What about aspirin use by AMD patients? Concerning wet form AMD, there are no literature data that aspirin affects the process of neovascularization; yet, due to its antithrombotic potential aspirin may increase the risk of hemorrhage from pathological CNV or simply prolong the time of bleeding. Therefore, in patients with wet form AMD the use of aspirin should be considered individually, taking into account expected beneficial effects (such as CVD prevention) vs possible negatives related to ASA actions.

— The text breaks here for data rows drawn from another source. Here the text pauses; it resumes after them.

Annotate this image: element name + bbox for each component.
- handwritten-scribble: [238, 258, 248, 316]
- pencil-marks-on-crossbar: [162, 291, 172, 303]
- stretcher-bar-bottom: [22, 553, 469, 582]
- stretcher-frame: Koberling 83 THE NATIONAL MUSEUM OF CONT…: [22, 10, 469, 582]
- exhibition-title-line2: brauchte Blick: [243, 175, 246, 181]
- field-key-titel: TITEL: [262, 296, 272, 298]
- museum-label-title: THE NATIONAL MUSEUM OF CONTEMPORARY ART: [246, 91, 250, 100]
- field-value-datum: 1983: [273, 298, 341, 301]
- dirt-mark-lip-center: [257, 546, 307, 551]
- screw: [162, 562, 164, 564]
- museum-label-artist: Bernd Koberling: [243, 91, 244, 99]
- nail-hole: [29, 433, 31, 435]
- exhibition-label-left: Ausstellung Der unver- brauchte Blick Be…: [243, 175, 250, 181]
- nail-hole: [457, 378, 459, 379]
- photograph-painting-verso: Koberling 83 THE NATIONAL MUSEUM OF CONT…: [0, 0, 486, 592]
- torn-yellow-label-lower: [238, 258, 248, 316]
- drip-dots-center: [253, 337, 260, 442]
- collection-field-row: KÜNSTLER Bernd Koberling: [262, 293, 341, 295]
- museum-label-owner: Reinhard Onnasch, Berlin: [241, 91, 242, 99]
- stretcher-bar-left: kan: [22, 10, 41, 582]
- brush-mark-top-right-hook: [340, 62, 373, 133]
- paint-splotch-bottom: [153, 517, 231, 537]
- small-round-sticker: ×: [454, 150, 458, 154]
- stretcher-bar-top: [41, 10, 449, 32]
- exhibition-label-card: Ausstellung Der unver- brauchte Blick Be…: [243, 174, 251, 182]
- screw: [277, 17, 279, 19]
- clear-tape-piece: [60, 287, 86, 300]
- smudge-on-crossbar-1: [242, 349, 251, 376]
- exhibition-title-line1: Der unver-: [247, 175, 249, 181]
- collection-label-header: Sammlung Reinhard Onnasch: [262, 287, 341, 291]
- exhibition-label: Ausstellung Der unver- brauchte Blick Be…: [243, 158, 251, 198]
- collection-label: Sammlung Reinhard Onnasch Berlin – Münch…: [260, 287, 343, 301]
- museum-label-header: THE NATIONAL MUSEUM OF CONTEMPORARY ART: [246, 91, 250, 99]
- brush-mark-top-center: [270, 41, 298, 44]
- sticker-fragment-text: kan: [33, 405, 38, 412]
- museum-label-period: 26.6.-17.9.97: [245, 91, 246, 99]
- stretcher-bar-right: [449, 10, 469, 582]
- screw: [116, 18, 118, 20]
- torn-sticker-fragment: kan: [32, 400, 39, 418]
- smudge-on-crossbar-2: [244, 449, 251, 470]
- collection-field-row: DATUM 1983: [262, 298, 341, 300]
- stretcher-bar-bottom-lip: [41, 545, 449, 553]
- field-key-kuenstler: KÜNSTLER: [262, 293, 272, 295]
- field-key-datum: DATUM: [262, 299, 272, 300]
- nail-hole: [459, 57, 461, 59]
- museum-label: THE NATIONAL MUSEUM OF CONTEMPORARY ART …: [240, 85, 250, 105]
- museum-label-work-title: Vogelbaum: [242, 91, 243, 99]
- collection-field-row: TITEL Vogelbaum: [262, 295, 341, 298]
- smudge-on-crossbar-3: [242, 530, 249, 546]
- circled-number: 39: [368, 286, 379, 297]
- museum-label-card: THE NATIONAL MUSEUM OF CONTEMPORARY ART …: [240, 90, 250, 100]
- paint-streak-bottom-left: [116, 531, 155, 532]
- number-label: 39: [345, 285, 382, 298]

It cannot be excluded that low-dose, long-term use of aspirin in selected patients with newly diagnosed early form AMD, or those being at risk of developing the disease, would be advantageous, just because of aspirin ability to acetylate COX-2 and to shift the pathway from proinflammatory (prostaglandins) to anti-inflammatory pro-resolving molecules (AT-lipoxins, AT-resolvins). As already mentioned, one of the driving forces in AMD pathogenesis is chronic non-resolving inflammation (para-inflammation). It is possible that by increasing the production and local (intraretinal) supply of anti-inflammatory pro-resolving mediators, especially those deriving from abundantly occurring DHA in photoreceptor-RPE complex, there will be a chance to retard (or to prevent) the development of the retina/macula devastating and vision-threatening disease such as AMD. In this sense, the cited observations by Christen et al. Citation[6,7], also described by the same authors in a recently published comparative analysis Citation[17], could find reasonable explanation of a small, but anyway beneficial effect of aspirin use on vision in AMD patients, especially in early stages of the disease. Therefore, a possibility of beneficial (rather than harmful; see also Citation[18]) effect of long-term, low-dose aspirin treatment on AMD development and course deserves detailed clinical study.

Conclusion

Among available clinical data concerning aspirin effects, there are some that indicate that low-dose, long-term aspirin, in addition to its accepted CVD-preventive potential, may be associated with reduction of the risk of visually significant AMD. A plausible explanation of such ‘ocular’ observations may be related to the fact that aspirin-evoked acetylation of COX-2 contributes to the generation of anti-inflammatory pro-resolving mediators from long-chain PUFAs (AA, EPA, DHA), a phenomenon that may be of therapeutic value for inflammation-driven dry form AMD, particularly at early stages of the disease development.

Declaration of interest

The author has no relevant affiliations or financial involvement with any organization or entity with a financial interest in or financial conflict with the subject matter or materials discussed in the manuscript. This includes employment, consultancies, honoraria, stock ownership or options, expert testimony, grants or patents received or pending, or royalties.